Am 25. Februar 2015 fand am Institut für Katholische Theologie unter dem Thema „Auferstehung Jesu – (m)ein leeres Grab?!“ seit langem wieder ein Lehrerstudientag statt.

Rund 15 Lehrerinnen und Lehrer der Bistümer Paderborn, Essen und Münster wurden von Institutsmitgliedern bei Kaffee und Kuchen herzlich empfangen. Während der Veranstaltung präsentierte das Institut für Religionspädagogik und Medienarbeit am Standort Dortmund den Teilnehmerinnen und Teilnehmern einen breit gefüllten Büchertisch mit Literatur und Unterrichtsmaterialien zum Thema. In Themengruppen zur Auferstehung bei Jesaja, zur Auferstehung in Verbindung mit Psalm 22, zur jesuanischen Ethik und zum systematischen Verständnis von Auferstehung wurden die fachwissenschaftliche Grundlage erarbeitet und die didaktische Dimension andiskutiert.

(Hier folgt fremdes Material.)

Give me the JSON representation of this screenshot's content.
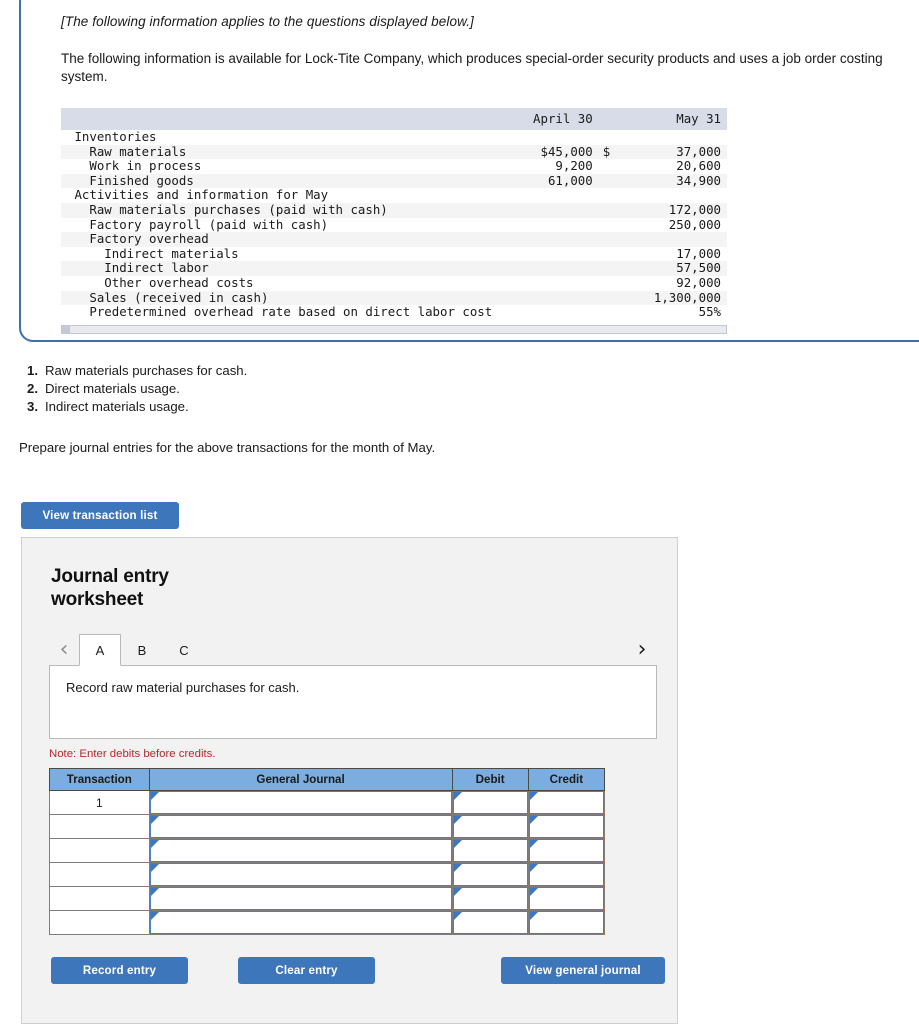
{
  "info_panel": {
    "applies_note": "[The following information applies to the questions displayed below.]",
    "intro": "The following information is available for Lock-Tite Company, which produces special-order security products and uses a job order costing system.",
    "table": {
      "columns": [
        "",
        "April 30",
        "May 31"
      ],
      "rows": [
        {
          "label": "Inventories",
          "indent": 0,
          "april": "",
          "cur": "",
          "may": "",
          "stripe": false
        },
        {
          "label": "Raw materials",
          "indent": 1,
          "april": "$45,000",
          "cur": "$",
          "may": "37,000",
          "stripe": true
        },
        {
          "label": "Work in process",
          "indent": 1,
          "april": "9,200",
          "cur": "",
          "may": "20,600",
          "stripe": false
        },
        {
          "label": "Finished goods",
          "indent": 1,
          "april": "61,000",
          "cur": "",
          "may": "34,900",
          "stripe": true
        },
        {
          "label": "Activities and information for May",
          "indent": 0,
          "april": "",
          "cur": "",
          "may": "",
          "stripe": false
        },
        {
          "label": "Raw materials purchases (paid with cash)",
          "indent": 1,
          "april": "",
          "cur": "",
          "may": "172,000",
          "stripe": true
        },
        {
          "label": "Factory payroll (paid with cash)",
          "indent": 1,
          "april": "",
          "cur": "",
          "may": "250,000",
          "stripe": false
        },
        {
          "label": "Factory overhead",
          "indent": 1,
          "april": "",
          "cur": "",
          "may": "",
          "stripe": true
        },
        {
          "label": "Indirect materials",
          "indent": 2,
          "april": "",
          "cur": "",
          "may": "17,000",
          "stripe": false
        },
        {
          "label": "Indirect labor",
          "indent": 2,
          "april": "",
          "cur": "",
          "may": "57,500",
          "stripe": true
        },
        {
          "label": "Other overhead costs",
          "indent": 2,
          "april": "",
          "cur": "",
          "may": "92,000",
          "stripe": false
        },
        {
          "label": "Sales (received in cash)",
          "indent": 1,
          "april": "",
          "cur": "",
          "may": "1,300,000",
          "stripe": true
        },
        {
          "label": "Predetermined overhead rate based on direct labor cost",
          "indent": 1,
          "april": "",
          "cur": "",
          "may": "55%",
          "stripe": false
        }
      ]
    }
  },
  "requirements": [
    {
      "num": "1.",
      "text": "Raw materials purchases for cash."
    },
    {
      "num": "2.",
      "text": "Direct materials usage."
    },
    {
      "num": "3.",
      "text": "Indirect materials usage."
    }
  ],
  "prepare_instruction": "Prepare journal entries for the above transactions for the month of May.",
  "view_transaction_list_label": "View transaction list",
  "worksheet": {
    "title": "Journal entry worksheet",
    "prev_icon": "chevron-left-icon",
    "next_icon": "chevron-right-icon",
    "tabs": [
      {
        "label": "A",
        "active": true
      },
      {
        "label": "B",
        "active": false
      },
      {
        "label": "C",
        "active": false
      }
    ],
    "description": "Record raw material purchases for cash.",
    "note": "Note: Enter debits before credits.",
    "journal_table": {
      "headers": [
        "Transaction",
        "General Journal",
        "Debit",
        "Credit"
      ],
      "rows": [
        {
          "transaction": "1",
          "general_journal": "",
          "debit": "",
          "credit": ""
        },
        {
          "transaction": "",
          "general_journal": "",
          "debit": "",
          "credit": ""
        },
        {
          "transaction": "",
          "general_journal": "",
          "debit": "",
          "credit": ""
        },
        {
          "transaction": "",
          "general_journal": "",
          "debit": "",
          "credit": ""
        },
        {
          "transaction": "",
          "general_journal": "",
          "debit": "",
          "credit": ""
        },
        {
          "transaction": "",
          "general_journal": "",
          "debit": "",
          "credit": ""
        }
      ]
    },
    "buttons": {
      "record": "Record entry",
      "clear": "Clear entry",
      "view_general_journal": "View general journal"
    }
  },
  "colors": {
    "primary_blue": "#3d76ba",
    "panel_border_blue": "#3f6fae",
    "table_header_blue": "#7cade0",
    "fin_header_gray": "#d7dce8",
    "note_red": "#b4292f"
  }
}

„Ich würde wiederkommen, weil ich hier dazu angeregt wurde, das Thema Auferstehung aus verschiedenen Perspektiven zu betrachten und so für die Schule und mich selbst zu reflektieren.“, so eine Rückmeldung der Lehrenden. Diesen und ähnlichen Erfahrungen folgend wird es auch im nächsten Jahr einen Lehrerstudientag geben. An dieser Stelle noch einmal ein Dank an alle beteiligten Institutsmitglieder sowie Frau Zein-Schumacher vom IRUM Dortmund.